By Aaron Drake and Russ Westphal
Cal Poly’s Autonomous Flight Lab (AFL), in cooperation with the Boundary Layer Data System (BLDS) project, has successfully conducted the first flight of a new, smaller and lighter, next-generation flight test instrument family. The new instrument family, to be called Flight Test Data System (FTDS), represents the first major revision of the existing BLDS in a decade. The new FTDS family uses smaller, lighter, lower-power components, more on-board non-volatile data storage, and will include both flow and—new for the project—non-flow sensors (strain, temperature, acoustic, acceleration). FTDS will be applicable to a much broader range of test requirements than BLDS, including smaller, lighter, unmanned, aircraft applications. The flight test marked the first milestone of a planned long-term collaboration between the AFL and BLDS project aimed at development of a next-generation low-cost flight test capability.
The flight test program was conducted during August 2019 at the Cal Poly-owned Experimental Flight Range, located near Cuesta College. Luke Bodkin (AFL) was Test Director, and Max Emerick (BLDS) was responsible for payload integration—installing, operating, and interpreting results. The AFL’s Altavian NOVA aircraft, operating under FAA Part 107 regulations, was the test airplane. The airplane features a 10 ft wingspan, and can fly fully autonomously. Three flights were conducted, progressing from less to more challenging configurations, resulting in successful acquisition of skin friction measurements for all flight conditions.

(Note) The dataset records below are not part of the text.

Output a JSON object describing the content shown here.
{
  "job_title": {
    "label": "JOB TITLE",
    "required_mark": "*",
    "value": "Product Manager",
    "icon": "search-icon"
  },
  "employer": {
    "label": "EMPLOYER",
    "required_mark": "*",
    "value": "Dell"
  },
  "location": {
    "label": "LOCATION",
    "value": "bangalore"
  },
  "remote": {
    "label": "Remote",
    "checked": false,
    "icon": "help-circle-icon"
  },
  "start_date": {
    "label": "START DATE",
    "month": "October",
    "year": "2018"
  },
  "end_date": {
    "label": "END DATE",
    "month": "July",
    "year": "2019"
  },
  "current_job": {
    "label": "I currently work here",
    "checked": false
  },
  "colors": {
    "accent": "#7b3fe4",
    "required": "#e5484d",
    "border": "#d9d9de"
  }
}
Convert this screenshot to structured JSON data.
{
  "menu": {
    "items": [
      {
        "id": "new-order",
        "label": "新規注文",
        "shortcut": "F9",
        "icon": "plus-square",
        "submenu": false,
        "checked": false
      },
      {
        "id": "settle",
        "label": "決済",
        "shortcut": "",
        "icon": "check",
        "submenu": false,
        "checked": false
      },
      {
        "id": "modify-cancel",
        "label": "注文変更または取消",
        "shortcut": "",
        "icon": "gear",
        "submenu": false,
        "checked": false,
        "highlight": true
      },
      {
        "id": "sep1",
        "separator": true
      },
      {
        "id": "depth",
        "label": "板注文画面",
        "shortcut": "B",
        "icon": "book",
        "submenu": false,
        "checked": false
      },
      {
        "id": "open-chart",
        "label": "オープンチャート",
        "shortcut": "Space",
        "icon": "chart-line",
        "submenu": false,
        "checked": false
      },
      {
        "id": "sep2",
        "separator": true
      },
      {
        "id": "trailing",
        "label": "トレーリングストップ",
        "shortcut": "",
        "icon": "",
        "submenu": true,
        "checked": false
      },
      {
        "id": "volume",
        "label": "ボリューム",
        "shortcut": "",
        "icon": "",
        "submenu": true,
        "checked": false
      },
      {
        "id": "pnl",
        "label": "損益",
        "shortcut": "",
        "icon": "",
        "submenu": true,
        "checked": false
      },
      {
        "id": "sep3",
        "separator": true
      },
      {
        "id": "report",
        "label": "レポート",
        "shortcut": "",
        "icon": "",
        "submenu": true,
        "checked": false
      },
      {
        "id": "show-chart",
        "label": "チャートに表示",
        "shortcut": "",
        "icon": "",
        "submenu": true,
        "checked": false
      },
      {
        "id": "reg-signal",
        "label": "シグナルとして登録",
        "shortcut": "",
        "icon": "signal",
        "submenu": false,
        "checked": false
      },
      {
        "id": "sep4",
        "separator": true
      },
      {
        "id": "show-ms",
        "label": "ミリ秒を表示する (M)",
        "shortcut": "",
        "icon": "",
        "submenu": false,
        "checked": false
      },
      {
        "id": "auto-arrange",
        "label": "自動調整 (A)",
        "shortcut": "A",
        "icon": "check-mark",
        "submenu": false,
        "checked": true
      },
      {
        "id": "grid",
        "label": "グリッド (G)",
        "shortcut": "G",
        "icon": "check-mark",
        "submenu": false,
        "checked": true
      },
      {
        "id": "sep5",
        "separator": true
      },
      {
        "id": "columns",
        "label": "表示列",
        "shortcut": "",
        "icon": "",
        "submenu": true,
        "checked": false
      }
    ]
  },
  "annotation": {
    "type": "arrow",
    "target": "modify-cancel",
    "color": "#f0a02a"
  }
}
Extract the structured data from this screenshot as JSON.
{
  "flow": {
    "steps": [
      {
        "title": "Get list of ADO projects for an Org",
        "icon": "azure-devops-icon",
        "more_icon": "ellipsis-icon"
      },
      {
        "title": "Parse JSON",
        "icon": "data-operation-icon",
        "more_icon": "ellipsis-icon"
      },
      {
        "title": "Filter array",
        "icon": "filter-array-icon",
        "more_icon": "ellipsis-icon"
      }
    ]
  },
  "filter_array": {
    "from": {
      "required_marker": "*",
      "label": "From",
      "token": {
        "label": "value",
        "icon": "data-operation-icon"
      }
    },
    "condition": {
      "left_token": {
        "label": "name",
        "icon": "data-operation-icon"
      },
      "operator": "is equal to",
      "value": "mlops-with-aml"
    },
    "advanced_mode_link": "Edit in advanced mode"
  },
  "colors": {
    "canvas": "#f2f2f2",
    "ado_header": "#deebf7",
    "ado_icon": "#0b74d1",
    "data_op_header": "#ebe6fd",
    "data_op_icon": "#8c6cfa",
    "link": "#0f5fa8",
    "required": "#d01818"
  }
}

The new instrument used for the testing was one of several FTDS prototypes currently in development, and the first of the prototypes to fly. Informally called “PressureWing” by its originator, ME Master’s student Charlie Refvem, it provides sensors and storage to measure skin friction at up to five locations on an aircraft in flight. It is the smallest and lightest instrument yet assembled by the BLDS team, and incorporates a novel configuration that stacks components to the maximum possible extent. Following Mr. Refvem’s initial design, programming, and assembly work in 2018, ME senior Max Emerick completed the programming and conducted an extensive performance evaluation leading him to add a number of enhancements in collaboration with Mr. Refvem. An improved Pressurewing, with 10 sensors, has also been designed.
Several other prototype instruments based on the FTDS architecture have been designed, assembled and programmed, and are now in various stages of benchtop and wind tunnel testing. These efforts followed initial work by student Isabel Jellen in 2017, who demonstrated the feasibility of meeting FTDS requirements with a clean sheet approach using the latest hardware. These new FTDS instruments enable acoustic measurements with MEMS microphones (student: Andy Wu), wide-range static/ dynamic pressure measurements (student: Marc Goupil), and quasi-static/ dynamic strain measurements (student: Zach Wilson). Next step: flight!